Ein fotografischer Kosmos aus kühnen Kompositionen
In ihrem fotografischen Werk wendet sich Florence Henri Akten, Collagen, Architektur, Portraits sowie spielerischen Selbstportraits zu. Charakteristisch für ihr Œuvre sind ihre ganzen eigenen Stillleben und ihre Inszenierung von Gegenständen zu konstruktivistischen Kompositionen. In diesen kühnen Arrangements aus Kugeln, Schallplatten, Parfümflaschen oder Garnrollen experimentiert Florence Henri mit Räumen, Perspektiven und erzielt eine besondere Tiefenwirkung. Dabei äußert sich ihre Experimentierfreude weniger durch das Austesten von Foto-Optiken oder im Fotolabor erzielter Effekte.
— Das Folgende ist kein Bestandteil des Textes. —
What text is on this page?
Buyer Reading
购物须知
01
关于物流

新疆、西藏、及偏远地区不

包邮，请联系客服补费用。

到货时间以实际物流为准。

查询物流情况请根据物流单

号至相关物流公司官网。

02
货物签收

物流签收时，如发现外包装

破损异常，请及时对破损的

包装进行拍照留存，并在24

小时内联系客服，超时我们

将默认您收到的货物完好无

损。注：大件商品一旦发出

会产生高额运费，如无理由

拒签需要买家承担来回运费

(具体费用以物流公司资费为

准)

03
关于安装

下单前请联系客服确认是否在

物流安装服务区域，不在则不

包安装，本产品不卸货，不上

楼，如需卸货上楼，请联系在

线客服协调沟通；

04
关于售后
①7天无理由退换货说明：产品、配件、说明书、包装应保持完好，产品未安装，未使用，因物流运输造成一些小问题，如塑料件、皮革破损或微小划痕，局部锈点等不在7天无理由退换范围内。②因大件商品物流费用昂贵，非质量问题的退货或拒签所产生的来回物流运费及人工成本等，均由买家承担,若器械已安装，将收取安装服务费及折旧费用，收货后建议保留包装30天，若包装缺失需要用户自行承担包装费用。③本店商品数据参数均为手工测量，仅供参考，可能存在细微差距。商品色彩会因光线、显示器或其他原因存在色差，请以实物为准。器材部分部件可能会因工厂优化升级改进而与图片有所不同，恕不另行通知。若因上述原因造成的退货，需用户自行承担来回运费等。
Vielmehr bannt sie die Realität mit einer bestechenden Nüchternheit, um sie mittels Spiegel und Prismen im gleichen Moment zu brechen, aufzufächern und quasi ihre Rückseite sichtbar zu machen. Der gespiegelte Raum durchdringt den realen Raum und versagt dem Betrachter die Orientierung. Damit überführt Henri wichtige Impulse der Malerei – von Kubismus bis Konstruktivismus – in die bis dahin vor allem dokumentarisch orientierte Fotografie und etabliert sich als Vertreterin der Schule des „Neuen Sehens“.
Die späte Wiederentdeckung
Der Zweite Weltkrieg und die Besatzung der Nazis bedeutet wie für so viele Pariser Künstler:innen auch für Florence Henri einen tiefen Einschnitt in ihr Schaffen. Die benötigten Fotomaterialien sind nur noch schwer aufzutreiben und ihre moderne Bildsprache ist ohnehin untersagt. Die Aufträge bleiben aus und Florence Henri widmet sich wieder verstärkt der Malerei. Lange Zeit wird es still um die moderne Künstlerin.
Bis in den 1970er Jahren das engagierte Galeristen-Ehepaar Ann und Jürgen Wilde auf das Werk der damals Achtzigjährigen aufmerksam wird, und mit der 1974 in Köln initiierten Ausstellung den entscheidenden Impuls für Florence Henris Wiederentdeckung setzen. Es folgen Ausstellungen in Deutschland, Italien, Nord-Amerika und Frankreich. Hochbetagt erlebt die Künstlerin die beginnende Renaissance ihres fotografischen Werkes, bis sie neunundachtzigjährig im Jahr 1982 in Frankreich stirbt. Noch im selben Jahr wird sie mit Ausstellungen in Paris und New York geehrt und 1990 schließlich im Francisco Museum of Modern Art gezeigt. Heute ist sie aus der Riege der avantgardistischen Fotograf:innen des „Neuen Sehens“ nicht mehr wegzudenken.